Eu tive contato com a cultura da zona sul, comecei a fazer rap, fazer poesia. Nois queria ser vida loka, ouvia Racionais e pá – Racionais é o orgulho da quebrada. Quando você chega na estação do Capão Redondo, já tem um grafite do Kobra com a cara dos quatro Racionais.[Tem também] o Ferrez, que criou um movimento muito da hora de literatura marginal, ele tem um livro que se chama Capão Pecado sobre a história daqui, e criou a 1DASUL, uma marca de roupa que também é uma editora de livros e que é muito popular aqui na quebrada. Sempre com essa cultura muito de malokeiro. Tem os meninos do Sarau da Cooperifa aqui na divisa da São Luís com o Jardim Ângela. Isso fomenta uma cena entre os anos 2000 e 2010 que já incentivou os caras a pesquisar sobre ser preto, sobre ser de quebrada, sobre ser ideológico, sobre dancehall. Isso fortaleceu o funk da zona sul e tem reverberações.
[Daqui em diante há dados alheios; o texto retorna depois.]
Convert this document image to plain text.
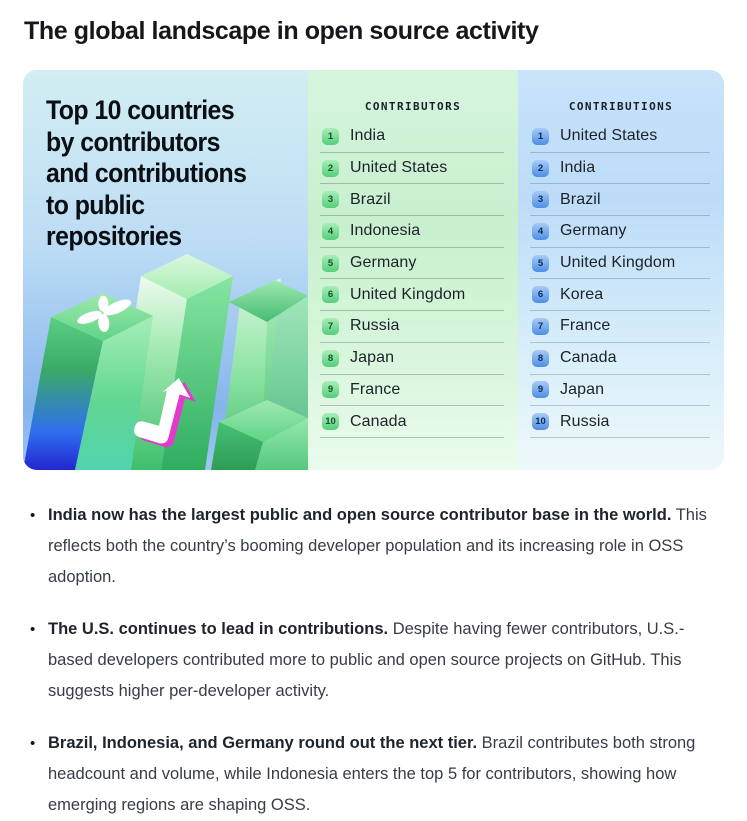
The global landscape in open source activity
Top 10 countries
by contributors
and contributions
to public
repositories
CONTRIBUTORS
1	India
2	United States
3	Brazil
4	Indonesia
5	Germany
6	United Kingdom
7	Russia
8	Japan
9	France
10 Canada
CONTRIBUTIONS
1	United States
2	India
3	Brazil
4	Germany
5	United Kingdom
6	Korea
7	France
8	Canada
9	Japan
10 Russia
• India now has the largest public and open source contributor base in the world. This reflects both the country’s booming developer population and its increasing role in OSS adoption.
• The U.S. continues to lead in contributions. Despite having fewer contributors, U.S.-based developers contributed more to public and open source projects on GitHub. This suggests higher per-developer activity.
• Brazil, Indonesia, and Germany round out the next tier. Brazil contributes both strong headcount and volume, while Indonesia enters the top 5 for contributors, showing how emerging regions are shaping OSS.
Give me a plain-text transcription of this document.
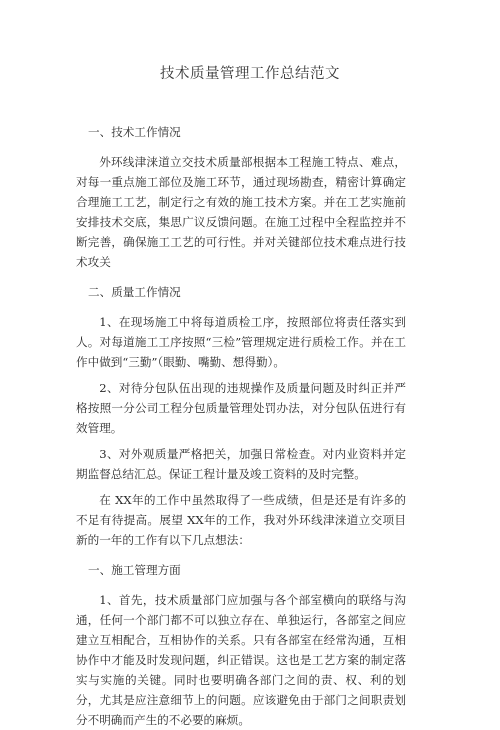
技术质量管理工作总结范文

一、技术工作情况

外环线津涞道立交技术质量部根据本工程施工特点、难点，对每一重点施工部位及施工环节，通过现场勘查，精密计算确定合理施工工艺，制定行之有效的施工技术方案。并在工艺实施前安排技术交底，集思广议反馈问题。在施工过程中全程监控并不断完善，确保施工工艺的可行性。并对关键部位技术难点进行技术攻关

二、质量工作情况

1、在现场施工中将每道质检工序，按照部位将责任落实到人。对每道施工工序按照“三检”管理规定进行质检工作。并在工作中做到“三勤”（眼勤、嘴勤、想得勤）。

2、对待分包队伍出现的违规操作及质量问题及时纠正并严格按照一分公司工程分包质量管理处罚办法，对分包队伍进行有效管理。

3、对外观质量严格把关，加强日常检查。对内业资料并定期监督总结汇总。保证工程计量及竣工资料的及时完整。

在 XX年的工作中虽然取得了一些成绩，但是还是有许多的不足有待提高。展望 XX年的工作，我对外环线津涞道立交项目新的一年的工作有以下几点想法：

一、施工管理方面

1、首先，技术质量部门应加强与各个部室横向的联络与沟通，任何一个部门都不可以独立存在、单独运行，各部室之间应建立互相配合，互相协作的关系。只有各部室在经常沟通，互相协作中才能及时发现问题，纠正错误。这也是工艺方案的制定落实与实施的关键。同时也要明确各部门之间的责、权、利的划分，尤其是应注意细节上的问题。应该避免由于部门之间职责划分不明确而产生的不必要的麻烦。
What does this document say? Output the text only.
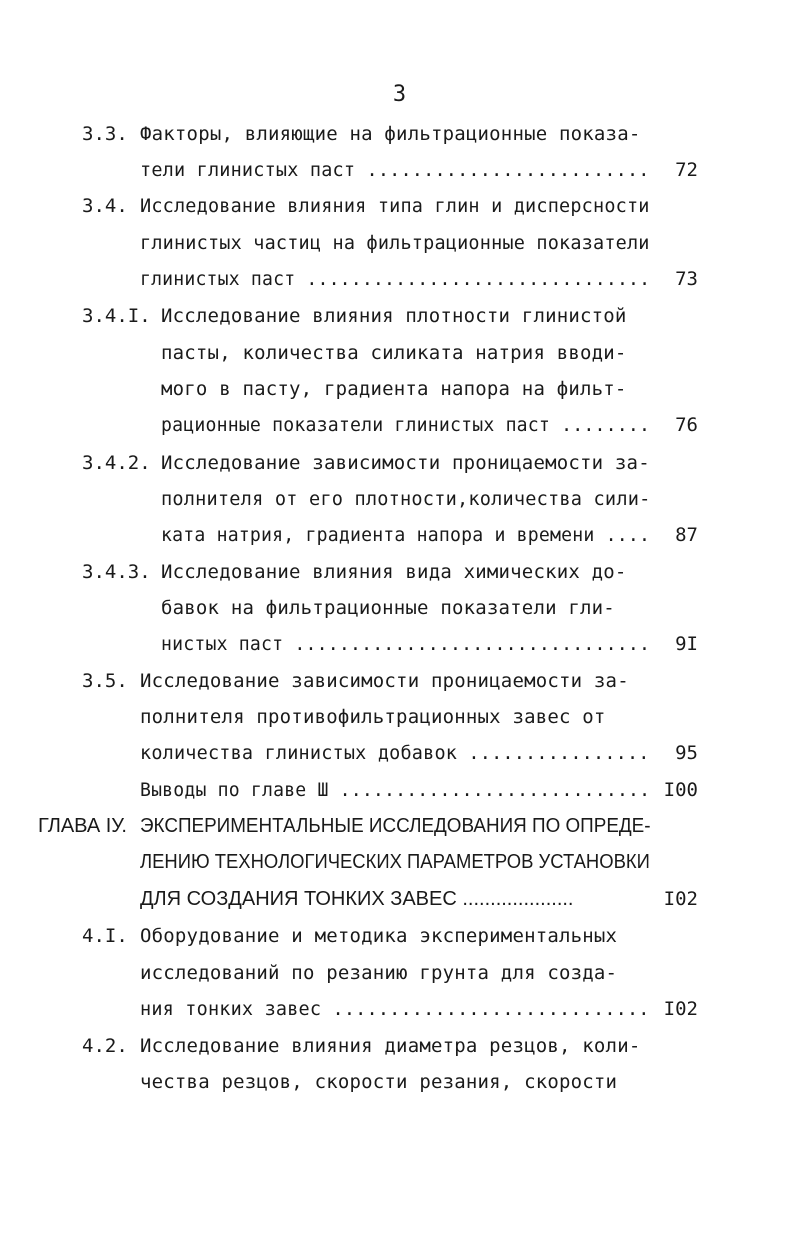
3
3.3. Факторы, влияющие на фильтрационные показа-
тели глинистых паст .........................	72
3.4. Исследование влияния типа глин и дисперсности
глинистых частиц на фильтрационные показатели
глинистых паст ...............................	73
3.4.I. Исследование влияния плотности глинистой
пасты, количества силиката натрия вводи-
мого в пасту, градиента напора на фильт-
рационные показатели глинистых паст ........	76
3.4.2. Исследование зависимости проницаемости за-
полнителя от его плотности,количества сили-
ката натрия, градиента напора и времени ....	87
3.4.3. Исследование влияния вида химических до-
бавок на фильтрационные показатели гли-
нистых паст ................................	9I
3.5. Исследование зависимости проницаемости за-
полнителя противофильтрационных завес от
количества глинистых добавок ................	95
Выводы по главе Ш ............................ I00
ГЛАВА IУ. ЭКСПЕРИМЕНТАЛЬНЫЕ ИССЛЕДОВАНИЯ ПО ОПРЕДЕ-
ЛЕНИЮ ТЕХНОЛОГИЧЕСКИХ ПАРАМЕТРОВ УСТАНОВКИ
ДЛЯ СОЗДАНИЯ ТОНКИХ ЗАВЕС ....................	I02
4.I. Оборудование и методика экспериментальных
исследований по резанию грунта для созда-
ния тонких завес ............................ I02
4.2. Исследование влияния диаметра резцов, коли-
чества резцов, скорости резания, скорости
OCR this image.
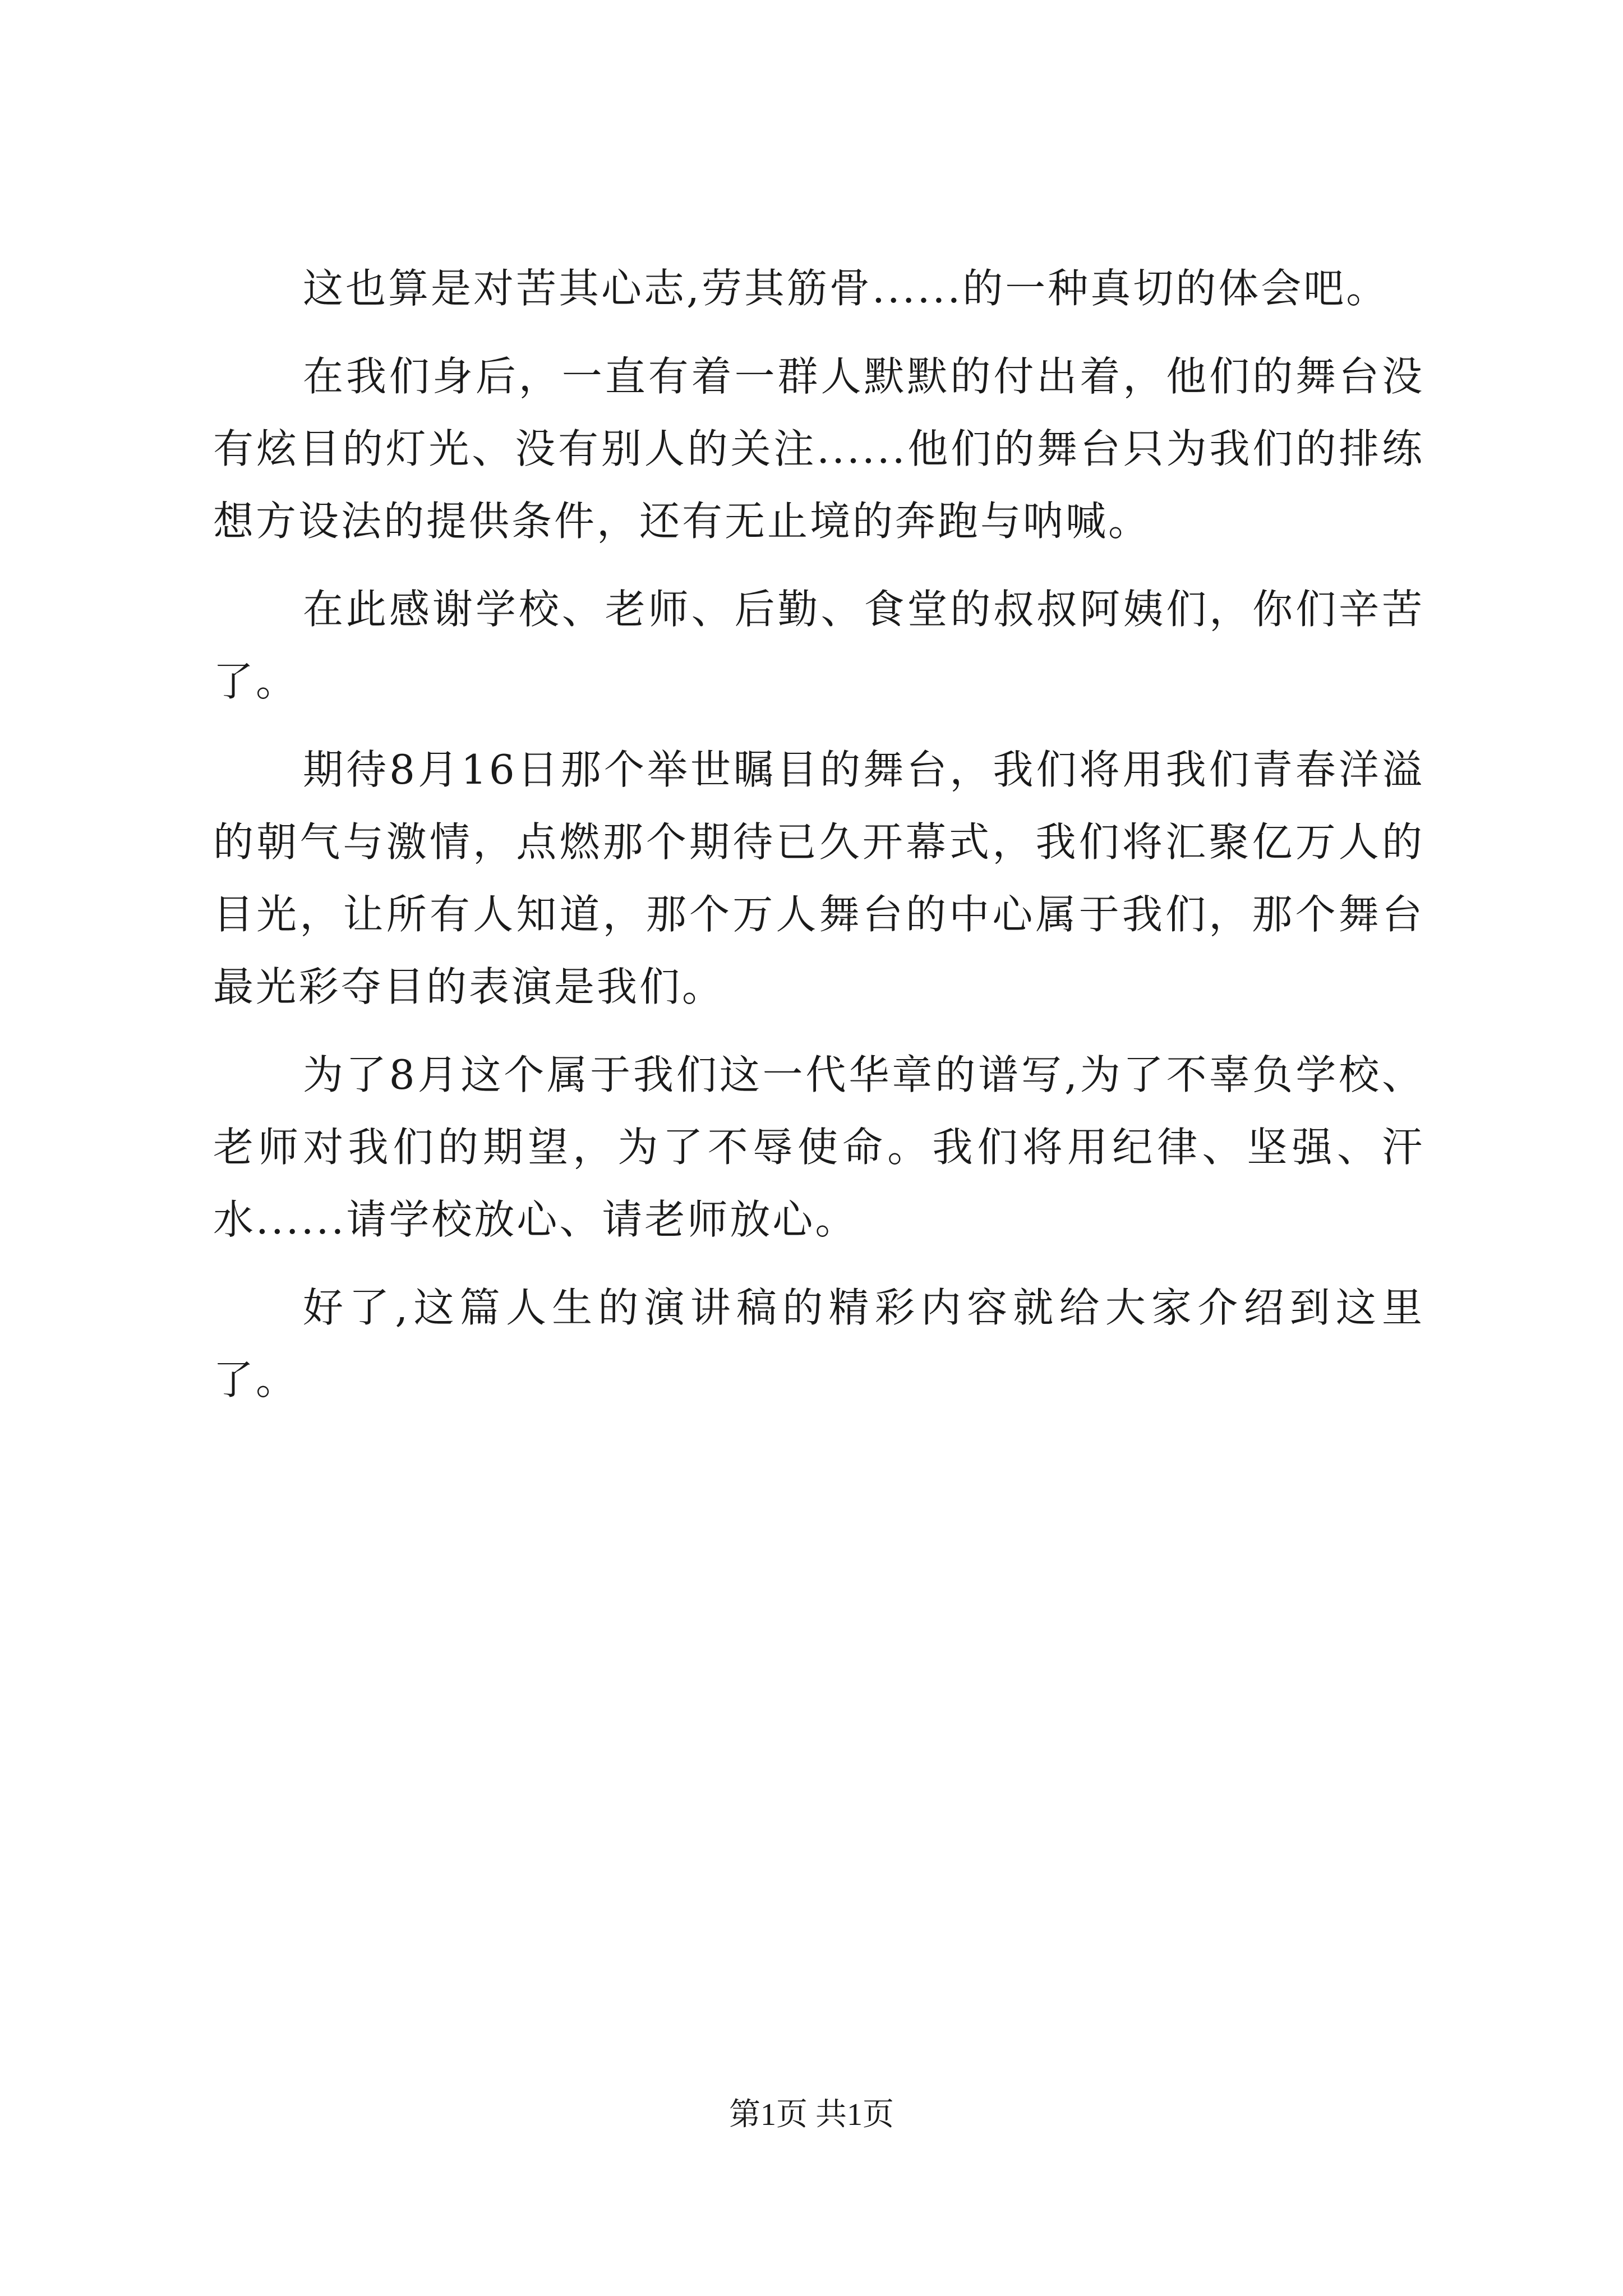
这也算是对苦其心志,劳其筋骨......的一种真切的体会吧。

在我们身后，一直有着一群人默默的付出着，他们的舞台没有炫目的灯光、没有别人的关注......他们的舞台只为我们的排练想方设法的提供条件，还有无止境的奔跑与呐喊。

在此感谢学校、老师、后勤、食堂的叔叔阿姨们，你们辛苦了。

期待8月16日那个举世瞩目的舞台，我们将用我们青春洋溢的朝气与激情，点燃那个期待已久开幕式，我们将汇聚亿万人的目光，让所有人知道，那个万人舞台的中心属于我们，那个舞台最光彩夺目的表演是我们。

为了8月这个属于我们这一代华章的谱写,为了不辜负学校、老师对我们的期望，为了不辱使命。我们将用纪律、坚强、汗水......请学校放心、请老师放心。

好了,这篇人生的演讲稿的精彩内容就给大家介绍到这里了。

第1页 共1页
Se você pegar os trampos do MC Cassiano, MC RN do Capão, MC Leozinho ZS, eles têm características semelhantes. Se você souber um pouco desses detalhes, vai ver que tem muito de zona sul. Assim como se você olhar pro funk da zona norte e da zona leste, também é possível. Se você pegar o trampo do MC IG e do MC Kevin, é uma parada; agora se pegar do MC Cebezinho, é outra. Mas é no detalhe. Hariel é zona norte. MC Paulin da Capital, que é zona leste, já é outra coisa. Tem essas distinções.
“A mixtape apresenta a tese de que existe uma malokeiragem do Brasil, norteada por uma [mesma] identidade. Seja em Belém, em Recife, em São Paulo ou em Porto Alegre”
E tu mora no Capão agora?
Isso, moro no Capão. Mas são quebradas muito próximas, preta, dá pra ir andando. Agora eu moro no Jardim Fraternidade, a favela do 67 é a quebrada mais próxima. Mas o bairro é uma divisa: eu desço essa rua, tô no Capão; subo a rua, tô no Jardim Ângela. A minha vida foi dividida entre esses dois territórios. Estudava no Capão, mas morava no Jardim Ângela, onde também ficava a igreja que eu ia.
Tu já foi crente?
Sim, [durante] a infância e o começo da adolescência.
Tu saiu da igreja evangélica em tempo de ter uma vivência “mais” malokeira?
Sim. Primeiro que na vivência de uma igreja na quebrada nois já têm contato com muita coisa [risos]. Os meninos [com quem] eu jogava bola também já me apresentaram pra “esse mundo”. E não tinha como não ter contato com as músicas, porque eu já tava na escola e também sempre tive amigos mais velhos. Quando eu tinha 12 anos e tava lá na vida da igreja, meus amigos já vinham falando “ó, a música do baile é tal”, já vinham cantando.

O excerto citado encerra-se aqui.